Tenofovir and renal safety
HIV Treat Bull - 2009 Sep/Oct;10(9/10): 06
Simon Collins, HIV i-Base
A couple of posters presented interesting data relating to renal safety associated with tenofovir.
Firstly, and encouragingly, a sub-study from the international DART study suggested that while tenofovir may have a slightly greater renal toxicity compared to either abacavir or nevirapine, this still occured in a small minority of patients.[1]
DART randomised over 3,300 treatment-naïve patients in Uganda and Zimbabwe to routine CD4 and labaoratory monitoring or to clinical monitoring (with only grade 4 laboratory results reported in real time). Virological results were reported in the last issue of HTB.[2]
Patients used one of three treatment arms: tenofovir (n=2469, 74%), nevirapine (n=547, 16%) or abacavir (n=300, 9%), each used in combination with AZT/3TC), allowing safety and efficacy to be compared by drug class.
Elevated creatine (>360µmol/L(4.1mg/dL) was an exclusion criteria. GFR was estimated by Cockcroft-Gault, and was adjusted for body surface area.
For this renal sub-study, glomerular filtration rate (GFR) severity was defined as mild, moderate and severe if 60-<90, 30-60 and <30 ml/min/1.73m2 respectively. Chronic kidney disease (CKD) was defined as GFR <60 on two tests for >3 months or a 25% reduction in patients with eGFR <60 at baseline. An analysis also looked at 25% reduction rates in all patients.
Baseline demographics included 65% women; median age 37 years; CD4 86 cells/mm3; and weight 57 kg. Median eGFR was 89: with 48% >90; 45% 60-90; 7% 60-30 and 0.2% <30.
By week 216, patients in all three groups had small mean increases in GFR (lowest in the tenofovir group, and a slightly higher incidence of GFR decreases to <30 and <60, and in the percentages of patients with more than a 25% reduction, see Table 1. Renal disease contributed to death in 0.4% (n=13) patients on tenofovir-based therapy.
The incidence of severe reductions (GFR<30) was higher in the clinically monitored group [3.4% (2.7-4.5%) vs 2.3% (1.7-3.1%), p=0.05]. However, the study emphasised that rates were low in all arms.
The main DART study, showed an almost 90% 5-year survival rate without routine laboratory monitoring, and contrasted with <10% survival rates pre-HAART. In this context, the researcher are right to concluded that the study showed supportive safety data for wider use of tenofovir in reseource-limited settings.

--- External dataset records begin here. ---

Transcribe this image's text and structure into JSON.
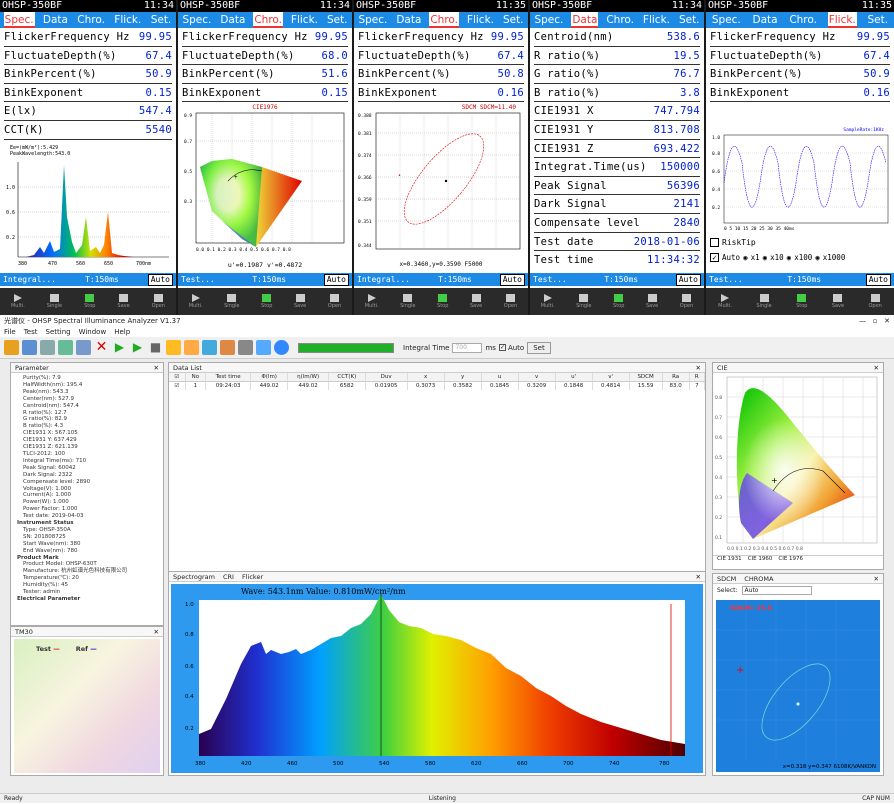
{
  "devices": [
    {
      "id": "spec",
      "model": "OHSP-350BF",
      "time": "11:34",
      "tabs": [
        "Spec.",
        "Data",
        "Chro.",
        "Flick.",
        "Set."
      ],
      "active_tab": 0,
      "rows": [
        {
          "label": "FlickerFrequency Hz",
          "value": "99.95"
        },
        {
          "label": "FluctuateDepth(%)",
          "value": "67.4"
        },
        {
          "label": "BinkPercent(%)",
          "value": "50.9"
        },
        {
          "label": "BinkExponent",
          "value": "0.15"
        },
        {
          "label": "E(lx)",
          "value": "547.4"
        },
        {
          "label": "CCT(K)",
          "value": "5540"
        }
      ],
      "status_left": "Integral...",
      "status_right": "T:150ms",
      "chart_line1": "Ee=(mW/m²):5.429",
      "chart_line2": "PeakWavelength:543.0",
      "auto": "Auto"
    },
    {
      "id": "chro",
      "model": "OHSP-350BF",
      "time": "11:34",
      "tabs": [
        "Spec.",
        "Data",
        "Chro.",
        "Flick.",
        "Set."
      ],
      "active_tab": 2,
      "rows": [
        {
          "label": "FlickerFrequency Hz",
          "value": "99.95"
        },
        {
          "label": "FluctuateDepth(%)",
          "value": "68.0"
        },
        {
          "label": "BinkPercent(%)",
          "value": "51.6"
        },
        {
          "label": "BinkExponent",
          "value": "0.15"
        }
      ],
      "chart_title": "CIE1976",
      "chart_footer": "u'=0.1987  v'=0.4872",
      "status_left": "Test...",
      "status_right": "T:150ms",
      "auto": "Auto"
    },
    {
      "id": "sdcm",
      "model": "OHSP-350BF",
      "time": "11:35",
      "tabs": [
        "Spec.",
        "Data",
        "Chro.",
        "Flick.",
        "Set."
      ],
      "active_tab": 2,
      "rows": [
        {
          "label": "FlickerFrequency Hz",
          "value": "99.95"
        },
        {
          "label": "FluctuateDepth(%)",
          "value": "67.4"
        },
        {
          "label": "BinkPercent(%)",
          "value": "50.8"
        },
        {
          "label": "BinkExponent",
          "value": "0.16"
        }
      ],
      "chart_title": "SDCM    SDCM=11.40",
      "chart_footer": "x=0.3460,y=0.3590 F5000",
      "status_left": "Integral...",
      "status_right": "T:150ms",
      "auto": "Auto"
    },
    {
      "id": "data",
      "model": "OHSP-350BF",
      "time": "11:34",
      "tabs": [
        "Spec.",
        "Data",
        "Chro.",
        "Flick.",
        "Set."
      ],
      "active_tab": 1,
      "rows": [
        {
          "label": "Centroid(nm)",
          "value": "538.6"
        },
        {
          "label": "R ratio(%)",
          "value": "19.5"
        },
        {
          "label": "G ratio(%)",
          "value": "76.7"
        },
        {
          "label": "B ratio(%)",
          "value": "3.8"
        },
        {
          "label": "CIE1931 X",
          "value": "747.794"
        },
        {
          "label": "CIE1931 Y",
          "value": "813.708"
        },
        {
          "label": "CIE1931 Z",
          "value": "693.422"
        },
        {
          "label": "Integrat.Time(us)",
          "value": "150000"
        },
        {
          "label": "Peak Signal",
          "value": "56396"
        },
        {
          "label": "Dark Signal",
          "value": "2141"
        },
        {
          "label": "Compensate level",
          "value": "2840"
        },
        {
          "label": "Test date",
          "value": "2018-01-06"
        },
        {
          "label": "Test time",
          "value": "11:34:32"
        }
      ],
      "status_left": "Test...",
      "status_right": "T:150ms",
      "auto": "Auto"
    },
    {
      "id": "flick",
      "model": "OHSP-350BF",
      "time": "11:35",
      "tabs": [
        "Spec.",
        "Data",
        "Chro.",
        "Flick.",
        "Set."
      ],
      "active_tab": 3,
      "rows": [
        {
          "label": "FlickerFrequency Hz",
          "value": "99.95"
        },
        {
          "label": "FluctuateDepth(%)",
          "value": "67.4"
        },
        {
          "label": "BinkPercent(%)",
          "value": "50.9"
        },
        {
          "label": "BinkExponent",
          "value": "0.16"
        }
      ],
      "chart_title": "SampleRate:1KHz",
      "risk_tip": "RiskTip",
      "mult_options": [
        "Auto",
        "x1",
        "x10",
        "x100",
        "x1000"
      ],
      "status_left": "Test...",
      "status_right": "T:150ms",
      "auto": "Auto"
    }
  ],
  "controls": [
    "Multi.",
    "Single",
    "Stop",
    "Save",
    "Open"
  ],
  "pc": {
    "title": "光谱仪 - OHSP Spectral Illuminance Analyzer V1.37",
    "menu": [
      "File",
      "Test",
      "Setting",
      "Window",
      "Help"
    ],
    "integral_label": "Integral Time",
    "integral_value": "700",
    "integral_unit": "ms",
    "auto_label": "Auto",
    "set_label": "Set",
    "parameter_title": "Parameter",
    "parameters": [
      "Purity(%): 7.9",
      "HalfWidth(nm): 195.4",
      "Peak(nm): 543.3",
      "Center(nm): 527.9",
      "Centroid(nm): 547.4",
      "R ratio(%): 12.7",
      "G ratio(%): 82.9",
      "B ratio(%): 4.3",
      "CIE1931 X: 567.105",
      "CIE1931 Y: 637.429",
      "CIE1931 Z: 621.139",
      "TLCI-2012: 100",
      "Integral Time(ms): 710",
      "Peak Signal: 60042",
      "Dark Signal: 2322",
      "Compensate level: 2890",
      "Voltage(V): 1.000",
      "Current(A): 1.000",
      "Power(W): 1.000",
      "Power Factor: 1.000",
      "Test date: 2019-04-03",
      "Instrument Status",
      "Type: OHSP-350A",
      "SN: 201808725",
      "Start Wave(nm): 380",
      "End Wave(nm): 780",
      "Product Mark",
      "Product Model: OHSP-630T",
      "Manufacture: 杭州虹谱光色科技有限公司",
      "Temperature(℃): 20",
      "Humidity(%): 45",
      "Tester: admin",
      "Electrical Parameter"
    ],
    "datalist_title": "Data List",
    "columns": [
      "No",
      "Test time",
      "Φ(lm)",
      "η(lm/W)",
      "CCT(K)",
      "Duv",
      "x",
      "y",
      "u",
      "v",
      "u'",
      "v'",
      "SDCM",
      "Ra",
      "R"
    ],
    "rows": [
      [
        "1",
        "09:24:03",
        "449.02",
        "449.02",
        "6582",
        "0.01905",
        "0.3073",
        "0.3582",
        "0.1845",
        "0.3209",
        "0.1848",
        "0.4814",
        "15.59",
        "83.0",
        "7"
      ]
    ],
    "cie_title": "CIE",
    "cie_tabs": [
      "CIE 1931",
      "CIE 1960",
      "CIE 1976"
    ],
    "spectrogram_tabs": [
      "Spectrogram",
      "CRI",
      "Flicker"
    ],
    "spectrum_label": "Wave: 543.1nm Value: 0.810mW/cm²/nm",
    "sdcm_tabs": [
      "SDCM",
      "CHROMA"
    ],
    "select_label": "Select:",
    "select_value": "Auto",
    "sdcm_value": "SDCM: 15.6",
    "sdcm_footer": "x=0.318 y=0.347 6108K/VANKON",
    "tm30_title": "TM30",
    "tm30_test": "Test",
    "tm30_ref": "Ref",
    "status_ready": "Ready",
    "status_listening": "Listening",
    "status_right": "CAP  NUM"
  }
}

This is particularly important given the toxicities associated with d4T and AZT.
| Table 1: Changes in renal function in DART study | ||||
| TDF | NVP | ABC | p | |
| B/line GFR; median (IQR) | 90 (75-107) | 89 (76-103) | 80 (70-98) | |
| Adj GFR change; mean (95%CI) | +2 (+1, +3) | +7 (+5, +9) | +6 (+3, +9) | <0.001 |
| Renal-associated death | 0.7% (0.4-1.1%) | 0 | 0 | 0.07 |
| Severe GFR decrease (<30) | 3.1% (2.5-3.9%) | 1.9% (1.0-3.4%) | 2.4% (1.2-5.0%) | 0.26 |
| CKD (GFR<60) | 5.9% (5.0-6.9%) | 2.1% (1.2-3.7%) | 3.1% (1.6-5.8%) | 0.0004 |
| CKD >25% (all pts) | 3.4% (2.7-4.2%) | 1.1% (0.5-2.5%) | 2.1% (0.9-4.5%) | 0.01 |
The second study resented results on the reversibilty of kidney damage associated with tenofovir in 26 adult male patients who either switched from tenofovir (n=24) or dose-reduced (n=2) due to renal impairment.

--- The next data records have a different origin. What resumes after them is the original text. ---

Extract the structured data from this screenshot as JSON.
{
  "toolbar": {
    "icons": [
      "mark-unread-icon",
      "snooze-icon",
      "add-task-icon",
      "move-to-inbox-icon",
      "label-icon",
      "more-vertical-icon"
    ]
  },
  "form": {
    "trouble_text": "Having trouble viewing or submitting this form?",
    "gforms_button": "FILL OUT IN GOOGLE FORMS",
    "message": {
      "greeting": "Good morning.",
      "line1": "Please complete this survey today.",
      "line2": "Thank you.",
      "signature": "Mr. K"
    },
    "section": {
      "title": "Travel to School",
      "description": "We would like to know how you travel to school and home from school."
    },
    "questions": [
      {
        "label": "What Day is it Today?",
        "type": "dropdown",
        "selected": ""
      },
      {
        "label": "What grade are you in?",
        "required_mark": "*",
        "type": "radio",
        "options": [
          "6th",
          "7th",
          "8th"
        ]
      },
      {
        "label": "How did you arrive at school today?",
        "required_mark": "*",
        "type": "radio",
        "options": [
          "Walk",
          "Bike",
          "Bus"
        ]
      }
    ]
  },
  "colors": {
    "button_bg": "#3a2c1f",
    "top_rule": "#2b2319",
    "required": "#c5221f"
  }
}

Median eGFR (using MDRD) was 72 (IQR 60, 88) before starting tenofovir, and fell to 49 (IQR 37, 54) mL/min/1.73m2 prior to the change in regimen. After a median of 15 months, his increased to 56 (IQR 45, 70) mL/min/1.73m2. Howverer, although the changes were only slight and developed slowly, with only 10 (38%) patients reached their pre-treatment level.
Although in small patient numbers, this is one of the first studies to show a potential reversal of reduced kidney function after switching from tenofovir, though the improvements were very modest in clinical terms.
References:
Carr A et al. Reversibility of tenofovir-related renal toxicity. IAS Conf HIV Pathog Treat 2009 Jul 19-22;5th: Poster abstract TUPEB177.